American Specialty Alloys had promised to announce a site and a financing plan by the end of the year. The company sparked a lot of speculation by putting a countdown clock on its website that ended at 7 p.m. December 19. But Chief Marketing Officer George Riel said that the countdown was only to a holiday party that also doubled as a “roll out” event for “staff, partners and customers.”
Riel now says the company plans to publicly name a site in the first three months of 2015. The company hopes to break ground in March and wants its first phase to begin operations by late 2016.
“There’s a lot of moving parts and we’ve been very diligent and very careful about where we build,” Riel said in a telephone interview Dec. 23.
People interested in working for the company can now apply for jobs on its website, which touts the company as providing “specialty grade aluminum-titanium for automotive and aerospace.”
The delay in itself might not be remarkable. But the company’s selection process seems a little unusual.
For example, American Specialty Alloys sent out a news release in November saying it planned a $1.2 billion aluminum mill that would employ at least 650 workers. The company says it will use innovative technology to more cheaply make strong aluminum for cars and airplanes.
Lots of companies announce plans to build a plant in a region and then name a site later. But such releases setting up a bake-off between potential sites usually go out earlier in the process. In this case, American Specialty Alloys had already incorporated in Mississippi and lists an address in an industrial area in Columbus.
The company has also been granted some environmental permits at a site near Golden Triangle Regional Airport in Lowndes County.
American Specialty Alloys says it is considering other locations, and Riel says the company “has very good options” when it comes to choosing a site. He also says the company has not yet sought permits in any other state, although it has plans to.

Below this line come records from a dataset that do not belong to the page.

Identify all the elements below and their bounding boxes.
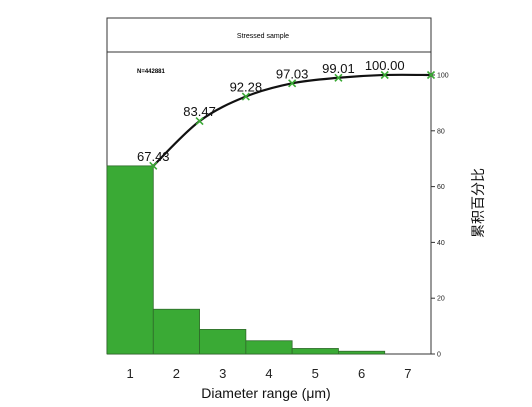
bar-bin-4 [245, 340, 293, 355]
x-tick-label: 1 [127, 366, 134, 381]
title-strip [106, 17, 432, 53]
y-tick-label: 40 [437, 240, 445, 247]
bar-bin-5 [291, 348, 339, 355]
cumulative-point [334, 73, 343, 82]
cumulative-point [426, 70, 436, 80]
cumulative-data-label: 99.01 [322, 61, 355, 76]
right-y-axis-label: 累积百分比 [471, 168, 487, 238]
cumulative-point [195, 117, 204, 126]
histogram-bars [106, 165, 386, 355]
y-tick-label: 0 [437, 352, 441, 359]
x-tick-label: 4 [265, 366, 272, 381]
sample-count-annotation: N=442881 [137, 69, 166, 75]
cumulative-data-label: 83.47 [183, 104, 216, 119]
chart-title: Stressed sample [237, 33, 289, 40]
cumulative-data-label: 67.43 [137, 149, 170, 164]
bar-bin-3 [199, 329, 247, 355]
y-tick-label: 80 [437, 128, 445, 135]
cumulative-data-label: 100.00 [365, 58, 405, 73]
bar-bin-6 [338, 350, 386, 355]
x-axis-ticks: 1 2 3 4 5 6 7 [127, 366, 412, 381]
cumulative-line [152, 73, 432, 167]
cumulative-line-group: 67.43 83.47 92.28 97.03 99.01 100.00 [137, 58, 436, 170]
x-tick-label: 5 [312, 366, 319, 381]
cumulative-point [149, 161, 158, 170]
x-tick-label: 2 [173, 366, 180, 381]
y-tick-label: 100 [437, 73, 449, 80]
x-axis-label: Diameter range (μm) [201, 385, 330, 401]
x-tick-label: 7 [404, 366, 411, 381]
cumulative-point [241, 92, 250, 101]
y-tick-label: 60 [437, 184, 445, 191]
y-tick-label: 20 [437, 296, 445, 303]
right-y-axis-ticks: 0 20 40 60 80 100 [431, 73, 449, 359]
x-tick-label: 6 [358, 366, 365, 381]
bar-bin-1 [106, 165, 154, 355]
cumulative-point [288, 79, 297, 88]
bar-bin-2 [152, 308, 200, 355]
cumulative-data-label: 92.28 [230, 80, 263, 95]
cumulative-data-label: 97.03 [276, 66, 309, 81]
cumulative-point [380, 70, 389, 80]
x-tick-label: 3 [219, 366, 226, 381]
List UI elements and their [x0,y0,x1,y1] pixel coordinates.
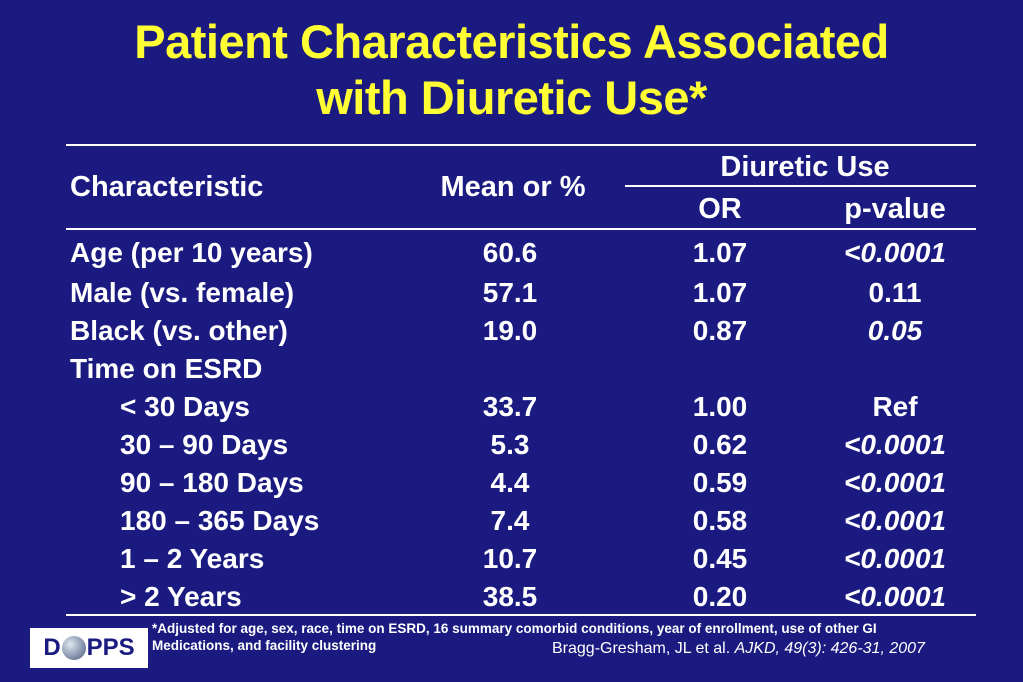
row-p-value: <0.0001 [844,467,946,498]
row-or: 0.59 [692,467,748,498]
logo-text-left: D [43,634,61,661]
slide-title: Patient Characteristics Associated with … [0,14,1023,126]
row-p-value: <0.0001 [844,581,946,612]
row-p-value: <0.0001 [844,237,946,268]
footnote-line-1: *Adjusted for age, sex, race, time on ES… [152,621,877,636]
row-or: 1.00 [692,391,748,422]
row-mean: 57.1 [482,277,538,308]
header-mean: Mean or % [440,171,586,203]
title-line-1: Patient Characteristics Associated [134,15,889,68]
row-or: 0.58 [692,505,748,536]
row-mean: 5.3 [490,429,530,460]
row-p-value: Ref [872,391,918,422]
row-or: 1.07 [692,237,748,268]
row-mean: 7.4 [490,505,530,536]
footnote-line-2: Medications, and facility clustering [152,638,377,653]
row-p-value: <0.0001 [844,543,946,574]
row-mean: 33.7 [482,391,538,422]
header-diuretic-use: Diuretic Use [720,151,890,183]
row-label: Black (vs. other) [70,315,288,346]
table-top-rule [66,144,976,146]
row-label: 1 – 2 Years [120,543,265,574]
row-or: 0.87 [692,315,748,346]
table-bottom-rule [66,614,976,616]
row-mean: 4.4 [490,467,530,498]
row-mean: 60.6 [482,237,538,268]
header-or: OR [698,193,742,225]
row-label: 180 – 365 Days [120,505,320,536]
citation: Bragg-Gresham, JL et al. AJKD, 49(3): 42… [552,639,925,659]
row-p-value: 0.05 [867,315,923,346]
header-characteristic: Characteristic [70,171,264,203]
dopps-logo: D PPS [30,628,148,668]
row-mean: 10.7 [482,543,538,574]
footnote: *Adjusted for age, sex, race, time on ES… [152,620,992,654]
globe-icon [61,636,86,660]
row-or: 0.62 [692,429,748,460]
row-or: 1.07 [692,277,748,308]
logo-text-right: PPS [86,634,135,661]
row-p-value: <0.0001 [844,429,946,460]
group-header-rule [625,185,976,187]
row-label: Age (per 10 years) [70,237,313,268]
row-label: 30 – 90 Days [120,429,289,460]
row-mean: 19.0 [482,315,538,346]
table-header-bottom-rule [66,228,976,230]
row-p-value: 0.11 [868,277,922,308]
citation-authors: Bragg-Gresham, JL et al. [552,640,735,657]
row-label: > 2 Years [120,581,242,612]
citation-journal: AJKD, 49(3): 426-31, 2007 [734,640,925,657]
row-or: 0.20 [692,581,748,612]
title-line-2: with Diuretic Use* [316,71,707,124]
row-label: Time on ESRD [70,353,263,384]
header-p-value: p-value [844,193,946,225]
row-label: 90 – 180 Days [120,467,304,498]
row-label: Male (vs. female) [70,277,295,308]
row-label: < 30 Days [120,391,250,422]
row-or: 0.45 [692,543,748,574]
row-mean: 38.5 [482,581,538,612]
row-p-value: <0.0001 [844,505,946,536]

Then there’s the question of incentives. Joe Max Higgins, the lead industrial developer for Golden Triangle Development Link, hasn’t returned calls to talk about American Specialty Alloys. Higgins is an experienced big-game hunter when it comes to bagging industries such as what is now Steel Dynamics, Yokohama Rubber Co., Airbus Helicopters and PACCAR.

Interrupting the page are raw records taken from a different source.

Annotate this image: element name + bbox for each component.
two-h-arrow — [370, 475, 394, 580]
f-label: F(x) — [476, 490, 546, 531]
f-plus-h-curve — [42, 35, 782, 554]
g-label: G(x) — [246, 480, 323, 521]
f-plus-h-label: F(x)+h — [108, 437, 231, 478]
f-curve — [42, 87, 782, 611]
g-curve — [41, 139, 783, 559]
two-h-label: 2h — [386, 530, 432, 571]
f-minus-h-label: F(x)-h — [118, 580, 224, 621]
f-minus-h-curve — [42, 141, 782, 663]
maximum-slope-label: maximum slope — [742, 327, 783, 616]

But recruiting an industry with such a large investment would typically involve action by the Legislature. The state offered Yokohama more than $330 million in cash and tax breaks if it builds all the phases of a $1.2 billion tire plant in West Point, holding a brief special session to firm up the deal. State Rep. Gary Chism, R-Columbus, said earlier this month that he knew little about American Specialty Alloys or what might be asked of the Legislature, though.
There’s also the mystery of where the money is coming from. The people associated with American Specialty Alloys appear to be credible, and outlets tracking metal production take the project seriously. For example, American Metals Market has reported that industry sources expect the company to sell most of its production to Chrysler and BMW.
But when asked how the company will raise $1.2 billion to build the plant, Riel says only that “private investors” will foot the bill.
All these questions may amount to little if Gov. Phil Bryant turns a golden shovel in a Lowndes County field early next year. But for now, the answers are unclear.